Matthew Hahn
Assistant Professor of Biology, IU Bloomington
As a computational biologist, Matthew Hahn is used to pulling meaning from dauntingly big mounds of biological data. Usually, though, Hahn's business is genes and genomes.

Chris Meyer
Matthew Hahn
A recent paper that he had published in the Public Library of Science: One -- an interactive open-access journal for the communication of all peer-reviewed scientific and medical research -- took a novel approach to discerning the genetic distance between humans and chimps by doing something other estimates do not do -- take into account genes lost from either lineage. Hahn suggests humans and chimps are really about six percent different, genetically speaking.

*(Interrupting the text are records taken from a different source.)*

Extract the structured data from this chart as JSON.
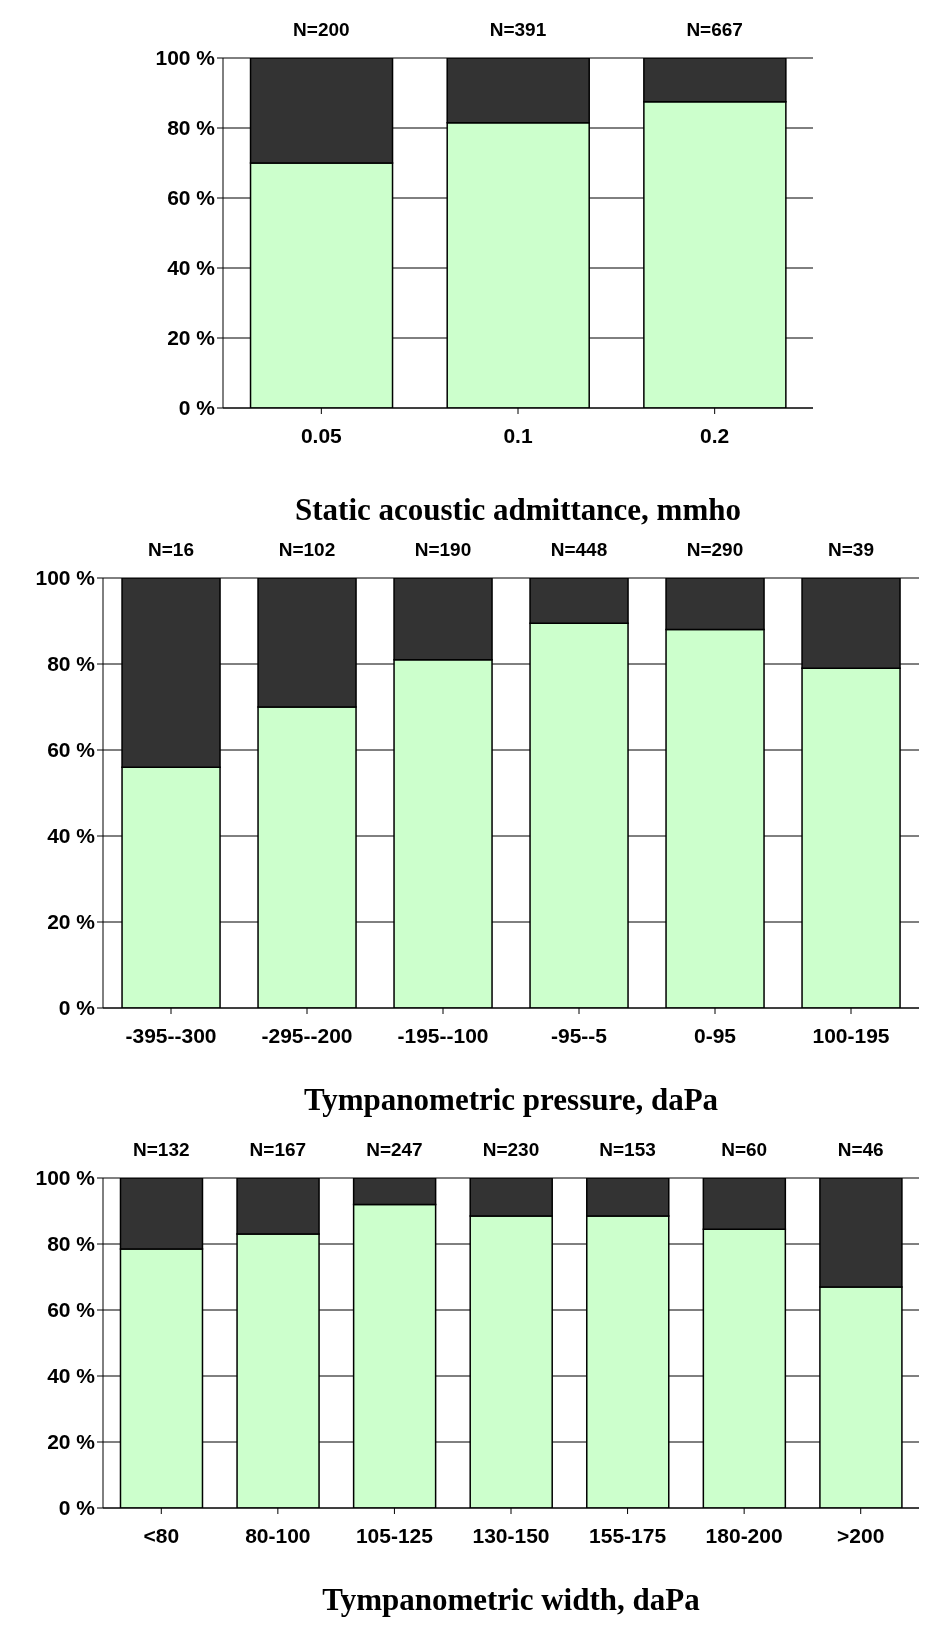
{
  "chart_data": [
    {
      "type": "bar",
      "stacked": true,
      "xlabel": "Static acoustic admittance, mmho",
      "categories": [
        "0.05",
        "0.1",
        "0.2"
      ],
      "series": [
        {
          "color": "#ccffcc",
          "values": [
            70,
            81.5,
            87.5
          ]
        },
        {
          "color": "#333333",
          "values": [
            30,
            18.5,
            12.5
          ]
        }
      ],
      "ylim": [
        0,
        100
      ],
      "yticks": [
        {
          "value": 0,
          "label": "0 %"
        },
        {
          "value": 20,
          "label": "20 %"
        },
        {
          "value": 40,
          "label": "40 %"
        },
        {
          "value": 60,
          "label": "60 %"
        },
        {
          "value": 80,
          "label": "80 %"
        },
        {
          "value": 100,
          "label": "100 %"
        }
      ],
      "grid": "y",
      "legend": false,
      "annotations": [
        {
          "text": "N=200",
          "x": "0.05",
          "y": 100
        },
        {
          "text": "N=391",
          "x": "0.1",
          "y": 100
        },
        {
          "text": "N=667",
          "x": "0.2",
          "y": 100
        }
      ]
    },
    {
      "type": "bar",
      "stacked": true,
      "xlabel": "Tympanometric pressure, daPa",
      "categories": [
        "-395--300",
        "-295--200",
        "-195--100",
        "-95--5",
        "0-95",
        "100-195"
      ],
      "series": [
        {
          "color": "#ccffcc",
          "values": [
            56,
            70,
            81,
            89.5,
            88,
            79
          ]
        },
        {
          "color": "#333333",
          "values": [
            44,
            30,
            19,
            10.5,
            12,
            21
          ]
        }
      ],
      "ylim": [
        0,
        100
      ],
      "yticks": [
        {
          "value": 0,
          "label": "0 %"
        },
        {
          "value": 20,
          "label": "20 %"
        },
        {
          "value": 40,
          "label": "40 %"
        },
        {
          "value": 60,
          "label": "60 %"
        },
        {
          "value": 80,
          "label": "80 %"
        },
        {
          "value": 100,
          "label": "100 %"
        }
      ],
      "grid": "y",
      "legend": false,
      "annotations": [
        {
          "text": "N=16",
          "x": "-395--300",
          "y": 100
        },
        {
          "text": "N=102",
          "x": "-295--200",
          "y": 100
        },
        {
          "text": "N=190",
          "x": "-195--100",
          "y": 100
        },
        {
          "text": "N=448",
          "x": "-95--5",
          "y": 100
        },
        {
          "text": "N=290",
          "x": "0-95",
          "y": 100
        },
        {
          "text": "N=39",
          "x": "100-195",
          "y": 100
        }
      ]
    },
    {
      "type": "bar",
      "stacked": true,
      "xlabel": "Tympanometric width, daPa",
      "categories": [
        "<80",
        "80-100",
        "105-125",
        "130-150",
        "155-175",
        "180-200",
        ">200"
      ],
      "series": [
        {
          "color": "#ccffcc",
          "values": [
            78.5,
            83,
            92,
            88.5,
            88.5,
            84.5,
            67
          ]
        },
        {
          "color": "#333333",
          "values": [
            21.5,
            17,
            8,
            11.5,
            11.5,
            15.5,
            33
          ]
        }
      ],
      "ylim": [
        0,
        100
      ],
      "yticks": [
        {
          "value": 0,
          "label": "0 %"
        },
        {
          "value": 20,
          "label": "20 %"
        },
        {
          "value": 40,
          "label": "40 %"
        },
        {
          "value": 60,
          "label": "60 %"
        },
        {
          "value": 80,
          "label": "80 %"
        },
        {
          "value": 100,
          "label": "100 %"
        }
      ],
      "grid": "y",
      "legend": false,
      "annotations": [
        {
          "text": "N=132",
          "x": "<80",
          "y": 100
        },
        {
          "text": "N=167",
          "x": "80-100",
          "y": 100
        },
        {
          "text": "N=247",
          "x": "105-125",
          "y": 100
        },
        {
          "text": "N=230",
          "x": "130-150",
          "y": 100
        },
        {
          "text": "N=153",
          "x": "155-175",
          "y": 100
        },
        {
          "text": "N=60",
          "x": "180-200",
          "y": 100
        },
        {
          "text": "N=46",
          "x": ">200",
          "y": 100
        }
      ]
    }
  ]
}
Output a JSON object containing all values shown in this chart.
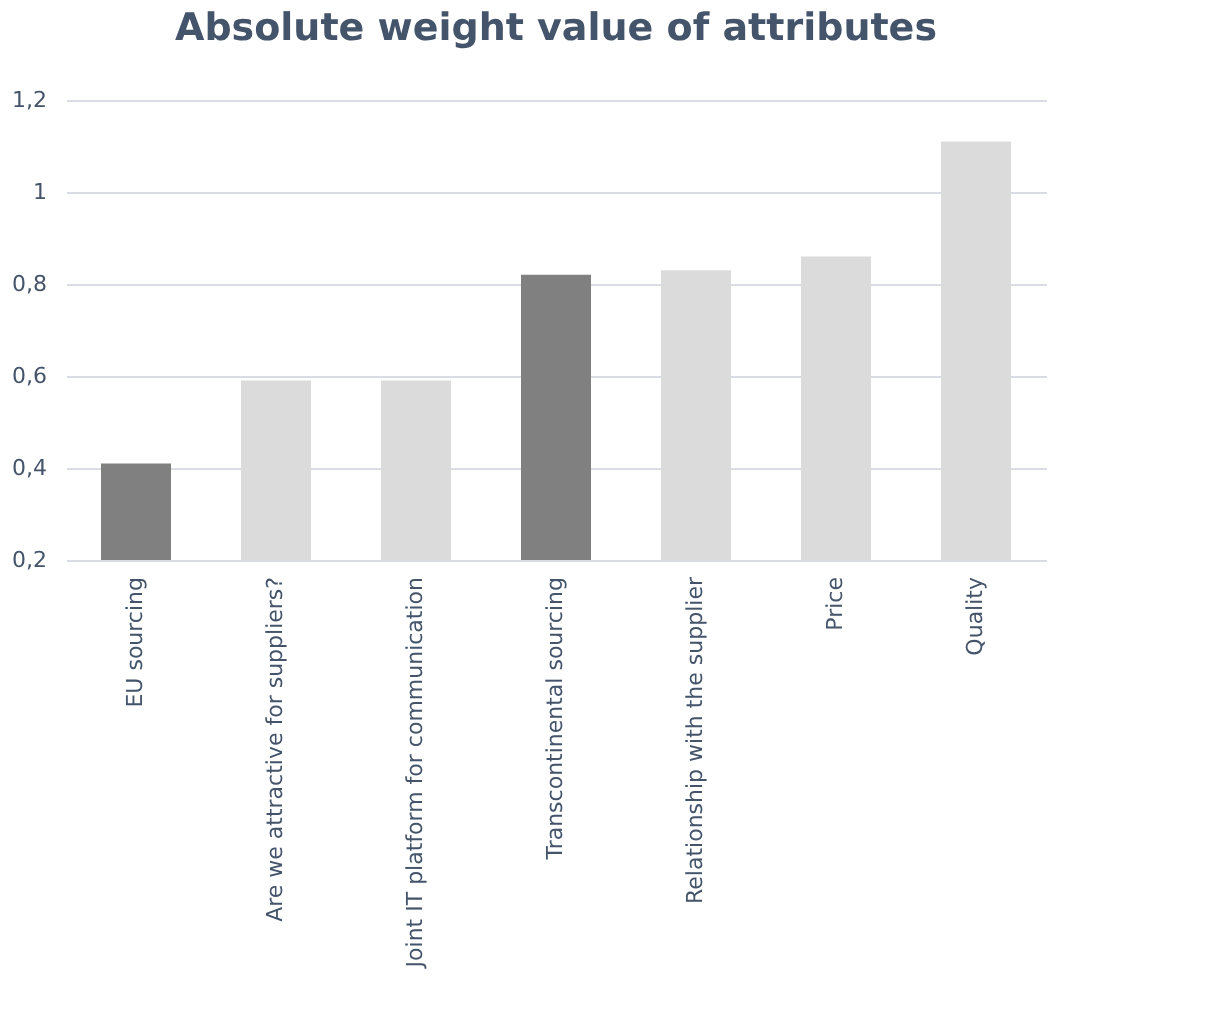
{
  "chart_data": {
    "type": "bar",
    "title": "Absolute weight value of attributes",
    "categories": [
      "EU sourcing",
      "Are we attractive for suppliers?",
      "Joint IT platform for communication",
      "Transcontinental sourcing",
      "Relationship with the supplier",
      "Price",
      "Quality"
    ],
    "values": [
      0.41,
      0.59,
      0.59,
      0.82,
      0.83,
      0.86,
      1.11
    ],
    "colors": [
      "#808080",
      "#dbdbdb",
      "#dbdbdb",
      "#808080",
      "#dbdbdb",
      "#dbdbdb",
      "#dbdbdb"
    ],
    "ylim": [
      0.2,
      1.2
    ],
    "yticks": [
      {
        "value": 0.2,
        "label": "0,2"
      },
      {
        "value": 0.4,
        "label": "0,4"
      },
      {
        "value": 0.6,
        "label": "0,6"
      },
      {
        "value": 0.8,
        "label": "0,8"
      },
      1,
      {
        "value": 1.2,
        "label": "1,2"
      }
    ],
    "grid": "y"
  }
}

It may surprise readers of Hahn's past publications on population genetics and genomics to see "Drift as a mechanism for cultural change: An example from baby names." (Proceedings of the Royal Society London B, Biology Letters, 2003).
Hahn and University College London sociologist Alexander Bentley applied genetics and evolutionary principles to 20th- century American baby names and found the popularity of certain names is random. "Many people think names get popular because someone famous had that name," Hahn said. "That's hardly ever true."
Instead, Hahn said, it is far more likely the famous person -- Britney Spears, for example -- was born during a particular name's upsurge in popularity.
"I don't actually believe parents choose their kids' names randomly," Hahn said. "But if you look at the whole population, there's a randomness associated with which names become popular. Why 'John'? Why 'Jennifer'? Those names don't hold any intrinsic meaning."
Hahn's occasional dalliances into the world beyond genetics and genomics reinforce a theme that manifests in his formal projects.
Humans like to ascribe meaning to things," said Hahn. "But I don't think we have a really good grasp of just how important randomness is. As strange as this sounds, random chance is a huge force in biology -- and life in general."
Oh, and in case you were wondering, Hahn named his son, Tristan.